Infantile anorexia is characterized by a child’s refusal to eat adequate amounts of food for at least 1 month. Children with infantile anorexia generally do not communicate that they are hungry, have an interest in food and eating, and exhibit growth deficiency. This disorder is not due to an associated gastrointestinal disorder or other medical condition and does not follow a traumatic event. Onset typically occurs between 6 months to 3 years of age and often occurs during the transition to spoon- and self-feeding. Treatment includes understanding the child’s temperament and level of arousal, establishing a regular feeding schedule and incorporation of behavioral techniques and feeding guidelines.

51
Q

Which of the following nutrition support therapies is essential to intestinal adaptation following significant bowel resection?
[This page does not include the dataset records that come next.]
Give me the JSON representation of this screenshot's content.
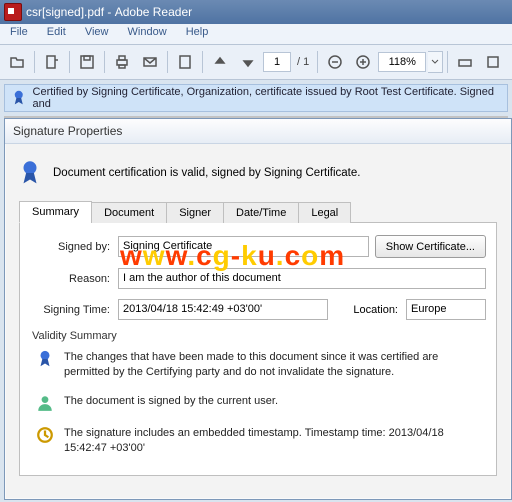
{
  "titlebar": {
    "document": "csr[signed].pdf",
    "app": "Adobe Reader"
  },
  "menu": {
    "file": "File",
    "edit": "Edit",
    "view": "View",
    "window": "Window",
    "help": "Help"
  },
  "toolbar": {
    "page_current": "1",
    "page_total": "/ 1",
    "zoom": "118%"
  },
  "certbar": {
    "text": "Certified by Signing Certificate, Organization, certificate issued by Root Test Certificate. Signed and"
  },
  "dialog": {
    "title": "Signature Properties",
    "cert_message": "Document certification is valid, signed by Signing Certificate.",
    "tabs": {
      "summary": "Summary",
      "document": "Document",
      "signer": "Signer",
      "datetime": "Date/Time",
      "legal": "Legal"
    },
    "signed_by_label": "Signed by:",
    "signed_by_value": "Signing Certificate",
    "show_cert_btn": "Show Certificate...",
    "reason_label": "Reason:",
    "reason_value": "I am the author of this document",
    "signing_time_label": "Signing Time:",
    "signing_time_value": "2013/04/18 15:42:49 +03'00'",
    "location_label": "Location:",
    "location_value": "Europe",
    "validity_title": "Validity Summary",
    "validity_items": [
      "The changes that have been made to this document since it was certified are permitted by the Certifying party and do not invalidate the signature.",
      "The document is signed by the current user.",
      "The signature includes an embedded timestamp. Timestamp time: 2013/04/18 15:42:47 +03'00'"
    ]
  },
  "watermark": "www.cg-ku.com"
}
1: Glutamine-enriched parenteral nutrition
2: Enteral nutrition (EN)
3: Lipid injectable emulsion (ILE) restriction
4: Glucagon-like peptide-2 (GLP-2) administration

A

2: Enteral nutrition (EN)

Intestinal adaptation is a complex process that occurs following a massive loss of intestinal surface area. EN is necessary for the adaptation process to occur. For infants, human milk is the preferred source of EN and has been associated with decreased PN duration. Additional parenteral glutamine has not been deemed essential to intestinal adaptation. ILE restriction has been used as a therapy for reducing PN-associated liver disease but not improving intestinal adaptation. GLP-2 is an exogenous growth factor that appears to reduce the duration of PN among adults and is currently being studied in children.